At the same time, Moi Forces Academy in Lanet, St. Joseph Seminary in Molo Sub-County, Naivasha Girls, and Lenana School were temporarily closed following concerns about student unrest, raising further questions about learners' well-being, discipline, and the stability of boarding school environments.
Taken individually, these incidents may appear isolated. Taken together, they suggest a system under strain.
Kenya has lived through this before. The memory of the Kyanguli Secondary School fire in 2001, where 67 students lost their lives, remains deeply etched in national memory. More recently, the Hillside Endarasha Academy fire in 2024, which claimed 21 young lives, once again exposed the devastating consequences of dormitory fires in learning institutions.
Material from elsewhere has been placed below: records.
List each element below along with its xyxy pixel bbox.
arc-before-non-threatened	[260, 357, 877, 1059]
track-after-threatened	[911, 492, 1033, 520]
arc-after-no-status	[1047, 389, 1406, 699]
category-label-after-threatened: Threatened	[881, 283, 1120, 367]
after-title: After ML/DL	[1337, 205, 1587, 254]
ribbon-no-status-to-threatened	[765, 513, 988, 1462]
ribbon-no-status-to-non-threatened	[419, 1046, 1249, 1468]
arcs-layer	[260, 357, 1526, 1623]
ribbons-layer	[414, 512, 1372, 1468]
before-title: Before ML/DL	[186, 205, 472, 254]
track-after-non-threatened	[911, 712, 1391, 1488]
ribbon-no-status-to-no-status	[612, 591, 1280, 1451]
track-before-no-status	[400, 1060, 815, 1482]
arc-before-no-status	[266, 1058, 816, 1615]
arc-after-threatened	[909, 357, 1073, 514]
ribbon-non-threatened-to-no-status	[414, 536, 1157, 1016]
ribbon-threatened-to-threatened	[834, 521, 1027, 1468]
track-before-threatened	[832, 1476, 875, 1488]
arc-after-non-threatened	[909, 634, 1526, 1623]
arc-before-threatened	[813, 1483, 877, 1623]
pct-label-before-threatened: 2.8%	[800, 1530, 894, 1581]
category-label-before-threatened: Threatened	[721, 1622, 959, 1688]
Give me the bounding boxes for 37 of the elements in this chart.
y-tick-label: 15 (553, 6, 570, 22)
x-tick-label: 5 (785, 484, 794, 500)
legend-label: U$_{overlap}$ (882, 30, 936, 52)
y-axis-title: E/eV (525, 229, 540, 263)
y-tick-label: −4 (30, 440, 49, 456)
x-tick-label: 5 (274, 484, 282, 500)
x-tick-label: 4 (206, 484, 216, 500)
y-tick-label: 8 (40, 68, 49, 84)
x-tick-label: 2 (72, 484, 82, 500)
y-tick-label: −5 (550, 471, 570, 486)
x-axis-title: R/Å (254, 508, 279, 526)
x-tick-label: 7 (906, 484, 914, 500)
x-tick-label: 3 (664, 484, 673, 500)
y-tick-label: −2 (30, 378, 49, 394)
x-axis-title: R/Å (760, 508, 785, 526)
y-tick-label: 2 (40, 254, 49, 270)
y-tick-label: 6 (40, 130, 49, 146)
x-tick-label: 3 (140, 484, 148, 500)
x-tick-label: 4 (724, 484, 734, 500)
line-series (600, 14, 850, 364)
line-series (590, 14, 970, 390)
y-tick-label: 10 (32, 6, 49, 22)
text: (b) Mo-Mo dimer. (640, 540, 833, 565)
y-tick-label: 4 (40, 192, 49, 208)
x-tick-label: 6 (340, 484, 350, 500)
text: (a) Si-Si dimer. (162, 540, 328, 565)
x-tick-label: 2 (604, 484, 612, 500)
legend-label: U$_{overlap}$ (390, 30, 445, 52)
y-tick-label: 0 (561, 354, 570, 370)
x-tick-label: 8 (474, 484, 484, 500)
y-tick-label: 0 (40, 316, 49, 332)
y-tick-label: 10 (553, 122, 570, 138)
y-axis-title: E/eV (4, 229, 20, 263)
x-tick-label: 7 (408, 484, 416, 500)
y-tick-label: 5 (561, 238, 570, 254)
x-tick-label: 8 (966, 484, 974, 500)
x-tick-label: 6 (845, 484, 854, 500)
Over the years, other schools have also experienced fire outbreaks and near-miss incidents, each followed by shock, investigations, and renewed promises of reform. Yet the recurrence of such tragedies continues to raise difficult questions about what is not working.
Kenya has developed comprehensive school safety standards and emergency preparedness guidelines under the Ministry of Education. These require schools to maintain accessible emergency exits, conduct regular fire drills, ensure that firefighting equipment is functional, regulate dormitory occupancy levels, train staff and learners in emergency response, and undergo routine safety inspections. On paper, these measures are clear and robust. In practice, however, recurring incidents continue to raise concerns about uneven implementation and enforcement across institutions.
Each new fire incident tends to reveal familiar weaknesses, including delayed response, inadequate evacuation readiness, and challenges related to dormitory design or emergency accessibility. This gap between policy and practice remains one of the most critical issues facing school safety today.
While
investigations into school fires often focus on immediate causes, it is
increasingly evident that prevention requires a broader understanding of institutional
and social dynamics. Boarding schools today operate in a rapidly changing
environment where learners face intense academic pressure, increasing digital
and social media influence, mental health challenges, extended separation from
families, and in some cases, limited access to structured counselling and
psychosocial support.
In such contexts, school climate becomes central to stability. Where learners feel unheard, unsupported, or disconnected from school leadership, tensions may build over time. This does not justify destructive behaviour, but it highlights the importance of prevention strategies that go beyond discipline to include engagement, counselling, and trust-building within school communities.
The recent fire at Sameta Boys High School is part of a worrying pattern of recurring school emergencies across the country. While not all incidents result in loss of life, each one disrupts learning, damages property, and exposes gaps in preparedness. Together with earlier tragedies and recent unrest in some institutions, these events point to a growing need to strengthen school safety systems, early warning mechanisms, and student wellbeing frameworks.
Kenya does not lack policies on school safety. The more difficult question is whether those policies are consistently enforced. Concerns often raised by stakeholders include the frequency and quality of safety audits, the timeliness of corrective action, the consistency of compliance across schools, the testing of emergency systems under real conditions, and the transparency of monitoring processes. Without strong enforcement, even the best-designed policies lose their protective value.
As the
nation prepares to commemorate the Day of the African Child, this year’s
reflection carries added weight. It is not only a celebration of children’s
rights but also a reminder of the responsibility to protect those rights in
practice, especially the right to safety and dignity in learning environments.
Let us recognise these tragedies and incidents in our schools not as isolated events, but as urgent demands for unified, immediate action to protect every child. We must now convene a national dialogue on school safety—one that proactively addresses prevention, mandates accountability, and involves all stakeholders in concrete reform. The time to protect our students is now.
Ultimately, the measure of any education system is not only in how many children it educates, but in how safely it protects them while they learn. As Kenya reflects on the Day of the African Child, the call is clear: safeguarding children must move from policy to practice, from promise to enforcement, and from reaction to prevention.
Only then can schools truly remain places where dreams are nurtured—not where they are endangered.
The writer is a governance and policy expert with 25+ years of experience in public administration, devolution, and institutional reform.